Ферхад: «Я друга чту, и для него с охотой
Я время провожу, как видишь, за работой.
Того я друга чту, чьи сладостны слова
И кем на жизнь мою получены права».
И вот когда узнал горькоречивый вестник:
Тут ворожит Ширин — пленительный кудесник,
Он, тягостно вздохнув, сказал, потупя взгляд:
«О смерти Сладостной не извещен Ферхад!
О, горе нам! Когда сей кипарис веселый
Был сломлен бурею, подувшей в наши долы,
Мы амброю земли осыпали Луну,
Снесли дорогой слез на кладбище Весну.
И, прах похоронив прекрасной черноокой,
Направились домой мы в горести глубокой».
В Ферхада за клинком он направлял клинок,
Вздымал за стоном стон, чтоб сильный изнемог.
Когда «О, Сладкая! — сказать посмел. — О, горе!»
О, как такой вещун не онемел, о, горе!
Чье сердце этих тайн хотело б не хранить?
Внимал им или нет — не смеешь говорить!
Когда в Ферхадов слух метнули вестью злою,
С вершины пал Ферхад тяжелою скалою.
Вздохнул Ферхад, и вздох был холоден: копье,
Казалось, в грудь его вонзило острие.
Рыдая, молвил он: «Не зная облегченья,
Я ведал тяжкий труд, и смерть полна мученья.

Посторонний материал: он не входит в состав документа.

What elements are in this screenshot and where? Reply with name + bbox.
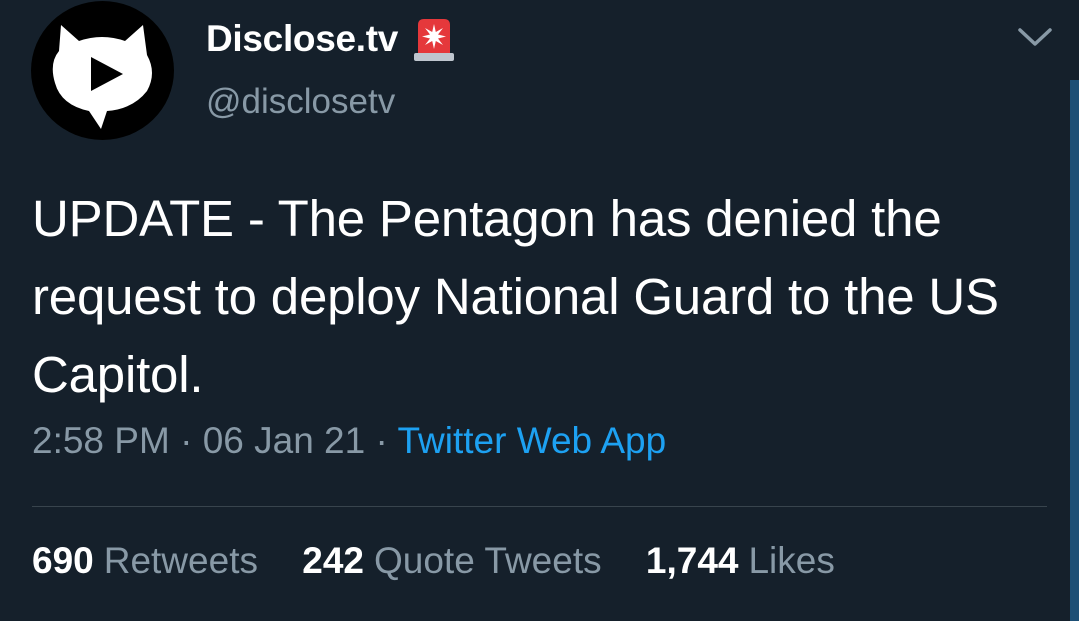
tweet-date[interactable]: 06 Jan 21 (203, 420, 366, 461)
retweets-label: Retweets (103, 540, 258, 581)
tweet-stats: 690 Retweets 242 Quote Tweets 1,744 Likes (32, 540, 869, 582)
tweet-meta: 2:58 PM · 06 Jan 21 · Twitter Web App (32, 420, 666, 462)
retweets-stat[interactable]: 690 Retweets (32, 540, 258, 581)
avatar[interactable] (31, 1, 174, 140)
retweets-count: 690 (32, 540, 94, 581)
tweet-card: Disclose.tv @disclosetv UPDATE - The Pen… (0, 0, 1079, 621)
likes-label: Likes (748, 540, 835, 581)
display-name[interactable]: Disclose.tv (206, 18, 398, 60)
likes-stat[interactable]: 1,744 Likes (646, 540, 835, 581)
account-handle[interactable]: @disclosetv (206, 82, 395, 122)
tweet-time[interactable]: 2:58 PM (32, 420, 170, 461)
divider (32, 506, 1047, 507)
quote-tweets-stat[interactable]: 242 Quote Tweets (302, 540, 601, 581)
tweet-text: UPDATE - The Pentagon has denied the req… (32, 190, 999, 403)
chevron-down-icon[interactable] (1014, 22, 1056, 52)
siren-icon (414, 19, 455, 61)
cat-play-logo-icon (52, 25, 152, 129)
meta-separator: · (375, 420, 388, 461)
quote-tweets-count: 242 (302, 540, 364, 581)
likes-count: 1,744 (645, 540, 739, 581)
name-row: Disclose.tv (206, 14, 458, 64)
scrollbar[interactable] (1070, 80, 1079, 621)
tweet-source-link[interactable]: Twitter Web App (397, 420, 666, 461)
meta-separator: · (180, 420, 193, 461)
quote-tweets-label: Quote Tweets (373, 540, 602, 581)
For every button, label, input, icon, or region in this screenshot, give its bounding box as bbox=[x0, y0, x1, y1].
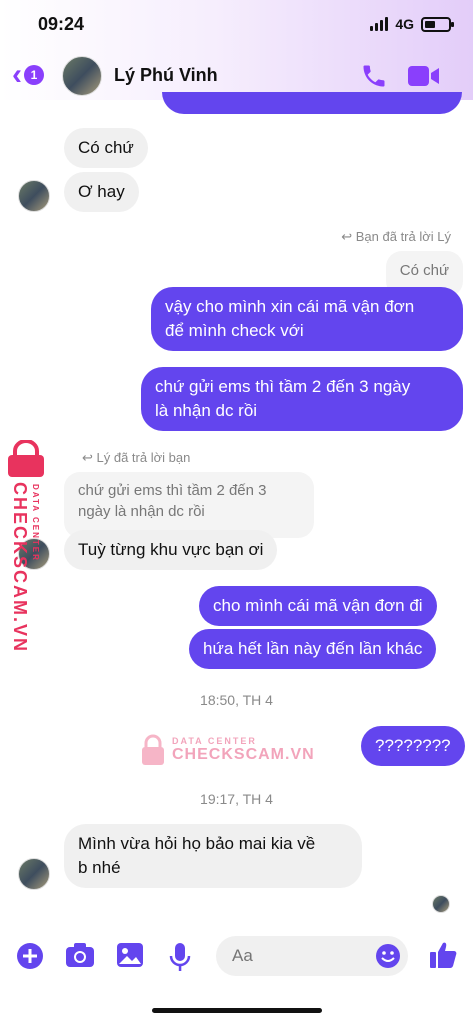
message-text: vậy cho mình xin cái mã vận đơn bbox=[165, 297, 415, 316]
lock-icon bbox=[142, 734, 164, 765]
video-call-icon[interactable] bbox=[408, 65, 440, 87]
seen-avatar bbox=[432, 895, 450, 913]
watermark-side: CHECKSCAM.VN DATA CENTER bbox=[4, 440, 52, 654]
reply-note: ↩ Bạn đã trả lời Lý bbox=[341, 229, 451, 244]
camera-icon[interactable] bbox=[65, 942, 95, 968]
reply-arrow-icon: ↩ bbox=[341, 229, 356, 244]
like-icon[interactable] bbox=[428, 940, 458, 970]
message-outgoing[interactable]: cho mình cái mã vận đơn đi bbox=[199, 586, 437, 626]
message-text: ???????? bbox=[375, 736, 451, 755]
message-text: Có chứ bbox=[78, 138, 134, 157]
watermark-side-text: CHECKSCAM.VN bbox=[10, 482, 30, 654]
message-text: để mình check với bbox=[165, 321, 304, 340]
message-text: Mình vừa hỏi họ bảo mai kia về bbox=[78, 834, 316, 853]
watermark-small-text: DATA CENTER bbox=[172, 736, 257, 746]
status-time: 09:24 bbox=[38, 14, 85, 34]
reply-note: ↩ Lý đã trả lời bạn bbox=[82, 450, 191, 465]
lock-icon bbox=[8, 440, 44, 477]
network-type: 4G bbox=[395, 16, 414, 32]
contact-avatar[interactable] bbox=[62, 56, 102, 96]
message-text: Ơ hay bbox=[78, 182, 125, 201]
message-text: cho mình cái mã vận đơn đi bbox=[213, 596, 423, 615]
message-text: b nhé bbox=[78, 858, 121, 877]
plus-icon[interactable] bbox=[16, 942, 44, 970]
timestamp: 19:17, TH 4 bbox=[200, 791, 273, 807]
composer-bar bbox=[0, 930, 473, 984]
unread-badge: 1 bbox=[24, 65, 44, 85]
message-outgoing[interactable]: ???????? bbox=[361, 726, 465, 766]
watermark-big-text: CHECKSCAM.VN bbox=[172, 746, 315, 763]
signal-icon bbox=[370, 17, 389, 31]
microphone-icon[interactable] bbox=[168, 942, 192, 972]
sender-avatar[interactable] bbox=[18, 180, 50, 212]
message-text: hứa hết lần này đến lần khác bbox=[203, 639, 423, 658]
timestamp: 18:50, TH 4 bbox=[200, 692, 273, 708]
message-outgoing[interactable]: vậy cho mình xin cái mã vận đơn để mình … bbox=[151, 287, 463, 351]
back-button[interactable]: ‹ 1 bbox=[12, 58, 44, 91]
watermark-side-small-text: DATA CENTER bbox=[31, 484, 40, 562]
emoji-icon[interactable] bbox=[375, 943, 401, 969]
chevron-left-icon: ‹ bbox=[12, 58, 22, 91]
message-incoming[interactable]: Tuỳ từng khu vực bạn ơi bbox=[64, 530, 278, 570]
sender-avatar[interactable] bbox=[18, 858, 50, 890]
message-incoming[interactable]: Có chứ bbox=[64, 128, 148, 168]
message-text: chứ gửi ems thì tầm 2 đến 3 ngày bbox=[155, 377, 411, 396]
watermark-logo: DATA CENTER CHECKSCAM.VN bbox=[140, 734, 315, 766]
status-indicators: 4G bbox=[370, 16, 454, 32]
message-outgoing[interactable]: hứa hết lần này đến lần khác bbox=[189, 629, 437, 669]
message-text: là nhận dc rồi bbox=[155, 401, 258, 420]
message-incoming[interactable]: Ơ hay bbox=[64, 172, 139, 212]
message-incoming[interactable]: Mình vừa hỏi họ bảo mai kia về b nhé bbox=[64, 824, 362, 888]
status-bar: 09:24 4G bbox=[0, 0, 473, 52]
phone-icon[interactable] bbox=[360, 62, 388, 90]
battery-icon bbox=[421, 16, 454, 32]
message-outgoing[interactable]: chứ gửi ems thì tầm 2 đến 3 ngày là nhận… bbox=[141, 367, 463, 431]
gallery-icon[interactable] bbox=[116, 942, 144, 968]
message-bubble-clipped[interactable] bbox=[162, 92, 462, 114]
quoted-message[interactable]: chứ gửi ems thì tầm 2 đến 3 ngày là nhận… bbox=[64, 472, 314, 538]
reply-arrow-icon: ↩ bbox=[82, 450, 97, 465]
contact-name[interactable]: Lý Phú Vinh bbox=[114, 65, 218, 86]
home-indicator[interactable] bbox=[152, 1008, 322, 1013]
message-text: Tuỳ từng khu vực bạn ơi bbox=[78, 540, 264, 559]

Пускай пастух овец бесчисленных пасет,
Волк жертву нищего из стада унесет.[224]
Да, цветнику сказал шербетчик, рвущий розу:
«Вернуть все взятое не забывай угрозу».
Проворный кипарис покрылся прахом!
Ах, Зачем же мне чело не осыпает прах?
Румяных лепестков развеяна станица!
Зачем же мне сады, когда вокруг — темница?
Уж пташка унеслась в край отдаленный свой!
Зачем же не кричу я тучей громовой?
Погас над миром свет, горевший звездным знаком!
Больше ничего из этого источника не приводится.